When admittedly, there was no allegation against the petitioner in the F.I.R. what transpired before the Magistrate to reject the prayeer for discharge is not clear. He has not even discussed the materials available on the case diary, which led him to presume that the accused has committed the offence. More significant is that the Magistrate has not even considered the question as to whether sanction was necessary for proceeding against the petitioner. 12. It is well settled that the Court while exercising its power under the Code/statute must give reasons for his findings. It is true that at the stage of framing of charge or deciding the question of discharge the Court is not required to come to a conclusion that the materials on record are sufficient for his conviction.
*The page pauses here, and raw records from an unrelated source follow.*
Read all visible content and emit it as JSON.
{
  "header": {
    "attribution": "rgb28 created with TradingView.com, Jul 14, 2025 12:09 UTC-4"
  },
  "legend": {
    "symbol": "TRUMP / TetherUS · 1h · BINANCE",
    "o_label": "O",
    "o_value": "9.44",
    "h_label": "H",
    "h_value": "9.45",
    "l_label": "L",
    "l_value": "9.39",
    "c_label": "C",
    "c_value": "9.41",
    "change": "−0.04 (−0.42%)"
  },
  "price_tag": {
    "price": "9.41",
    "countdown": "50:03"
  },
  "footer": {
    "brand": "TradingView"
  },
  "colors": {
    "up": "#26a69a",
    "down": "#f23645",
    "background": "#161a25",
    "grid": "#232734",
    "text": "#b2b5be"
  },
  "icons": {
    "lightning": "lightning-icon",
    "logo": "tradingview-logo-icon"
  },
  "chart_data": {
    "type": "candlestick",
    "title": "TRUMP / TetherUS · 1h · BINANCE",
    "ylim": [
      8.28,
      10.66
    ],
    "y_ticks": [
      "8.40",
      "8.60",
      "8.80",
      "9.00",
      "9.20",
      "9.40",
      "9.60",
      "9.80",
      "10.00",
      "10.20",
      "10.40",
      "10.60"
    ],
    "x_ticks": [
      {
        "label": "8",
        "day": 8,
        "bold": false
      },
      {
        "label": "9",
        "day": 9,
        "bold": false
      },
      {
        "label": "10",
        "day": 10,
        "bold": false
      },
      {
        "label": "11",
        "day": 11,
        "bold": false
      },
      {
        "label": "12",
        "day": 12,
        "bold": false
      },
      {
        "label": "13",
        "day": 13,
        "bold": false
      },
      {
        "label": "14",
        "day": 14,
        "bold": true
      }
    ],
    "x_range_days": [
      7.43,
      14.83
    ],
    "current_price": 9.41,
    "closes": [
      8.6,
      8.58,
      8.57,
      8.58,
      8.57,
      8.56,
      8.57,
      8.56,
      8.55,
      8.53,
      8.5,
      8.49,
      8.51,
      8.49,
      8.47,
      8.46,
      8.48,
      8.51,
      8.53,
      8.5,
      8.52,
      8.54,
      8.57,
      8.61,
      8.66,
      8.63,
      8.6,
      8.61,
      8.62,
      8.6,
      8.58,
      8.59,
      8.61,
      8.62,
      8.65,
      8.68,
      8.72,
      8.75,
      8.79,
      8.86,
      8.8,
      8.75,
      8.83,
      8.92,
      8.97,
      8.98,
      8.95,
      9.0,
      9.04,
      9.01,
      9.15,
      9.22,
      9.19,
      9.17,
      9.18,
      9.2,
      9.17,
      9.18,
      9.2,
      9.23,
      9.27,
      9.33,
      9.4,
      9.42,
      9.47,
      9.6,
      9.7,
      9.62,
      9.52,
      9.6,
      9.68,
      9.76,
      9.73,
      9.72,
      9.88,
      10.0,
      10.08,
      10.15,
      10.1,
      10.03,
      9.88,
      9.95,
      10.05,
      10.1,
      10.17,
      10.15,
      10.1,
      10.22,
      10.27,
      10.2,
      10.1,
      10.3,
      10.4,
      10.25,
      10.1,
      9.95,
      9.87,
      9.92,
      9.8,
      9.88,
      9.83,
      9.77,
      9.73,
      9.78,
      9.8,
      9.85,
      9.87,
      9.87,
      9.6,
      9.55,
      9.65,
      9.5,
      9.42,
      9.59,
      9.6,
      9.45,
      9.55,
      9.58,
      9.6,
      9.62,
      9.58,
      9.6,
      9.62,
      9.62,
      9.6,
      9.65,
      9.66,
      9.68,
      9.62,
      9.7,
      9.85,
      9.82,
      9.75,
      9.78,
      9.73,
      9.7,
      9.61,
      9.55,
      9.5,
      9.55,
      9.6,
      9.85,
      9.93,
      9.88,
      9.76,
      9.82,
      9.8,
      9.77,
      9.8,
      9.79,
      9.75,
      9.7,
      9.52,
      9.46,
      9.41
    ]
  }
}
If there is sufficient reason to believe that on the basis of allegation charge can be framed, the Court can frame a charge, but in the instnat case no such consideration is coming from the learned Court below and, as such, the impugned order cannot be sustained in law. 13. In the result, this applciation is allowed. The order dated 7.1.98 is set aside and the matter is sent back to the Magistreate for reconsideration on the petitioner for discharge and specially with the question of sanction.